Evaluation of iNOS-dependent and independent mechanisms of the microvascular permeability change induced by lipopolysaccharide

Abstract

1. Subcutaneous injection of lipopolysaccharide (LPS) increases plasma leakage in mouse skin. Pretreatment with LPS conditions mice tolerant to the LPS-induced plasma leakage. Nitric oxide (NO) has been suggested to be involved in these LPS effects. A specific role of inducible NO synthase (iNOS) was investigated in the LPS-induced plasma leakage using iNOS deficient mice. 2. Plasma leakage in mouse skin was measured by the local accumulation of Pontamine sky blue at the site of subcutaneous injection of LPS (Sal. typhimurium). LPS (100 - 400 microg site(-1)) produced a dose-related increase in dye leakage in both iNOS deficient and wild-type mice with about 40% less dye leakage in iNOS deficient mice. 3. Indomethacin (5 mg kg(-1)), N-[-2-cyclohexyloxy]-4-nitrophenyl methanesulphonamide (NS-398) (1 mg kg(-1)), diphenhydramine (10 mg kg(-1)) and anti-TNF-alpha antibody (dilution 1 : 400, 10 ml kg(-1)) inhibited the LPS-induced dye leakage in both iNOS deficient and wild-type mice, whereas N(G)-nitro-L-arginine methyl ester (L-NAME) (10 mg kg(-1)) or aminoguanidine (10 mg kg(-1)) inhibited that in wild-type but not in iNOS deficient mice. 4. Pretreatment with LPS (0.15 mg kg(-1) i.p.) 4 h before decreased the LPS-induced dye leakage in wild-type but not in iNOS deficient mice. LPS pretreatment increased serum corticosterone levels in both mice, while it increased the serum nitrate/nitrite levels in wild-type but not in iNOS deficient mice. 5. These studies indicate that an increase in vascular permeability induced by LPS is mediated by NO produced by iNOS, eicosanoids, histamine and TNF-alpha. The tolerance against LPS-induced vascular permeability change may be mediated by iNOS induction but not by an increased release of endogenous corticosteroids.

Figure 1

Effect of increasing doses of LPS on the dye leakage in the skin of iNOS deficient and wild-type mice. Topical dye leakage in the skin was assessed 2 h after s.c. injection of LPS or saline (10 ml kg⁻¹).
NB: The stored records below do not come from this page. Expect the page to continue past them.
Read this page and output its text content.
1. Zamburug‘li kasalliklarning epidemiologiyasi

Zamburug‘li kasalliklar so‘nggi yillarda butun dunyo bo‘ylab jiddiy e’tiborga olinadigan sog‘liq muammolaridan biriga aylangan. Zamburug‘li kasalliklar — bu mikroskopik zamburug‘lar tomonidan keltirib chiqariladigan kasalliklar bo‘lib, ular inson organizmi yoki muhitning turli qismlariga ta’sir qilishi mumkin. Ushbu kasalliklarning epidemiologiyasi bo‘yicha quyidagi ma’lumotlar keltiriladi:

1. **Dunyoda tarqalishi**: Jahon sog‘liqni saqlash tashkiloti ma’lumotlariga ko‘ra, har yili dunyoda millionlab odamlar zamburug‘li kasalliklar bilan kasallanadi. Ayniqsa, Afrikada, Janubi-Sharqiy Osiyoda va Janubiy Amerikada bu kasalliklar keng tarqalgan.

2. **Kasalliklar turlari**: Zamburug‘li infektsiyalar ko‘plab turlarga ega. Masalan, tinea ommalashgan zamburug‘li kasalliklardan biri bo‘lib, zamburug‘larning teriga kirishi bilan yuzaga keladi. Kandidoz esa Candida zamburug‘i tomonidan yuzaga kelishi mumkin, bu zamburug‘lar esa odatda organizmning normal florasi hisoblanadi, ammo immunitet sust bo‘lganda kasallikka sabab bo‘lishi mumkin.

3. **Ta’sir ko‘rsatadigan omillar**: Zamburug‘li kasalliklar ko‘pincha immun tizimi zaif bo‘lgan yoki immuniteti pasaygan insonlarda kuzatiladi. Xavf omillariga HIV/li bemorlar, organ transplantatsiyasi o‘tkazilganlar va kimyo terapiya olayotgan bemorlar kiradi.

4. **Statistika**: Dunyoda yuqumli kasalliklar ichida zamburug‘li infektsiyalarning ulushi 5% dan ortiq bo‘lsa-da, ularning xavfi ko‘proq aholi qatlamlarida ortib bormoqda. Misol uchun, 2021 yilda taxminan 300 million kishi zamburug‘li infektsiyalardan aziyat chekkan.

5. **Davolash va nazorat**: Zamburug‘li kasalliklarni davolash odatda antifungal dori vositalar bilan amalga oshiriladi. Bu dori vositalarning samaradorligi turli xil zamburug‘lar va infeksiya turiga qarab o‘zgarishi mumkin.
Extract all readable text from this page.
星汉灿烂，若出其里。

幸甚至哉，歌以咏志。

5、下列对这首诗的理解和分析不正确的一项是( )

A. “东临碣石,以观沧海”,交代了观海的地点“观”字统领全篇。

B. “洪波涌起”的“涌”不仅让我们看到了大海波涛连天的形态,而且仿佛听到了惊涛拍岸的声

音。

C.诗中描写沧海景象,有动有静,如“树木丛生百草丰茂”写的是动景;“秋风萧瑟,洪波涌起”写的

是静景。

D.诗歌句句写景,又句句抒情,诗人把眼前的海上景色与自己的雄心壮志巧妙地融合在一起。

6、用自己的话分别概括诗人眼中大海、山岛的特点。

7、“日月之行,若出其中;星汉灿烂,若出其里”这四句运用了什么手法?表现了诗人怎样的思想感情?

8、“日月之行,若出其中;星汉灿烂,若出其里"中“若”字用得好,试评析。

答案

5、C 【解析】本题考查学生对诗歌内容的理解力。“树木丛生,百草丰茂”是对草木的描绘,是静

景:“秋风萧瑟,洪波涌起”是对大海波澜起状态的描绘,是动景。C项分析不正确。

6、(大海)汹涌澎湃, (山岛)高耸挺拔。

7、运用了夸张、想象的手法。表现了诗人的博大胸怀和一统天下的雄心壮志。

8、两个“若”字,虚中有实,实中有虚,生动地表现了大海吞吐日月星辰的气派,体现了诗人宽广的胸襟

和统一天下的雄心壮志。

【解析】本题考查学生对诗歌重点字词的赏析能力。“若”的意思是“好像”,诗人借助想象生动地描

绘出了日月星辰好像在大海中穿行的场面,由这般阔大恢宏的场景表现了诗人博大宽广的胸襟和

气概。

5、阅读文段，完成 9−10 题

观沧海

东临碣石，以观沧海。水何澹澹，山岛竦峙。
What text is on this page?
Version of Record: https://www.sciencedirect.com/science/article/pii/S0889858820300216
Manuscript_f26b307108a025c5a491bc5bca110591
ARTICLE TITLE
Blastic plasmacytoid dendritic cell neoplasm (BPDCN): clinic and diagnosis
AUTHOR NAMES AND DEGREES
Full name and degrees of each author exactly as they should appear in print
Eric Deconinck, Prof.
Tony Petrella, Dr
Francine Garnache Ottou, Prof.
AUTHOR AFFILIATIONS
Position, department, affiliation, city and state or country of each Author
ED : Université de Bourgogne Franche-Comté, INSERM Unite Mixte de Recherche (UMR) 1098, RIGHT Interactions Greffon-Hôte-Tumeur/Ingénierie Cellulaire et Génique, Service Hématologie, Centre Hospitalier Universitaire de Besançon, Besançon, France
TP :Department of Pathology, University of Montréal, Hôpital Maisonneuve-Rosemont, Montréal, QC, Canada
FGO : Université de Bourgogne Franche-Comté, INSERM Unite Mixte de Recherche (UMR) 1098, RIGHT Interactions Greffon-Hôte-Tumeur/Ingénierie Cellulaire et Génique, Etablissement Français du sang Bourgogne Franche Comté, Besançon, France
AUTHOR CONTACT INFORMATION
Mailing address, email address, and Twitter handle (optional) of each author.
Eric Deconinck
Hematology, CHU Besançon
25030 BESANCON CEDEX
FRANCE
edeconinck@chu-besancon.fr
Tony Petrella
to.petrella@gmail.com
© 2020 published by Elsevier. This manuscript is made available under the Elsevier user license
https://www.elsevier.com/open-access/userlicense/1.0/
Symbols and vertical bars represent means±s.e.mean of five experiments. ^*P<0.05 vs wild-type mice, †P<0.05 vs respective saline-treated mice (0 μg LPS site⁻¹).

Figure 2

Effect of iNOS inhibitors on LPS-induced dye leakage in mouse skin. Mice were treated with i.v. aminoguanidine (10 mg kg⁻¹) or L-NAME (10 mg kg⁻¹) 5 min prior to LPS (400 μg site⁻¹ s.c.). Control mice received saline instead of LPS. The amount of dye leakage in the skin was assessed 2 h later. Columns and bars represent means±s.e.mean of five experiments. ^*P<0.05.

Figure 3

Effect of COX inhibitors on LPS-induced dye leakage in mouse skin. Mice were treated with i.p. NS-398 (1 mg kg⁻¹) or indomethacin (5 mg kg⁻¹) 35 min prior to LPS (400 μg site⁻¹ s.c.). Control mice received saline instead of LPS. The dye leakage was assessed 2 h later. Columns and bars represent means±s.e.mean of five experiments. ^*P<0.05.

Figure 4

Effect of H₁ blocker on LPS-induced dye leakage in mouse skin. Mice were pretreated with diphenhydramine (10 mg kg⁻¹ s.c.) 20 min prior to LPS (400 μg site⁻¹ s.c.). Control mice received saline instead of LPS. The dye leakage was assessed 2 h later. Columns and bars represent means±s.e.mean of five experiments. ^*P<0.05.

Figure 5

Effect of anti-TNF-α antibody on LPS-induced dye leakage in mouse skin. Mice were treated with anti-TNF-α antibody (dilution 1 : 400, 10 ml kg⁻¹ s.c.) 24 h prior to LPS (400 μg site⁻¹ s.c.). The dye leakage was assessed 2 h later. Columns and bars represent means±s.e.mean of five experiments. ^*P<0.05.

Figure 6

Effect of systemic pretreatment with LPS on the LPS-induced dye leakage in mouse skin. LPS (0.15 mg kg⁻¹) or saline (10 ml kg⁻¹) was i.p. administered to mice 4 h previously. The mice were given LPS (400 μg site⁻¹ s.c.) or saline (10 ml kg⁻¹ s.c.) and the dye accumulation in the skin was determined 2 h later. Columns and bars represent means±s.e.mean of five experiments. ^*P<0.05.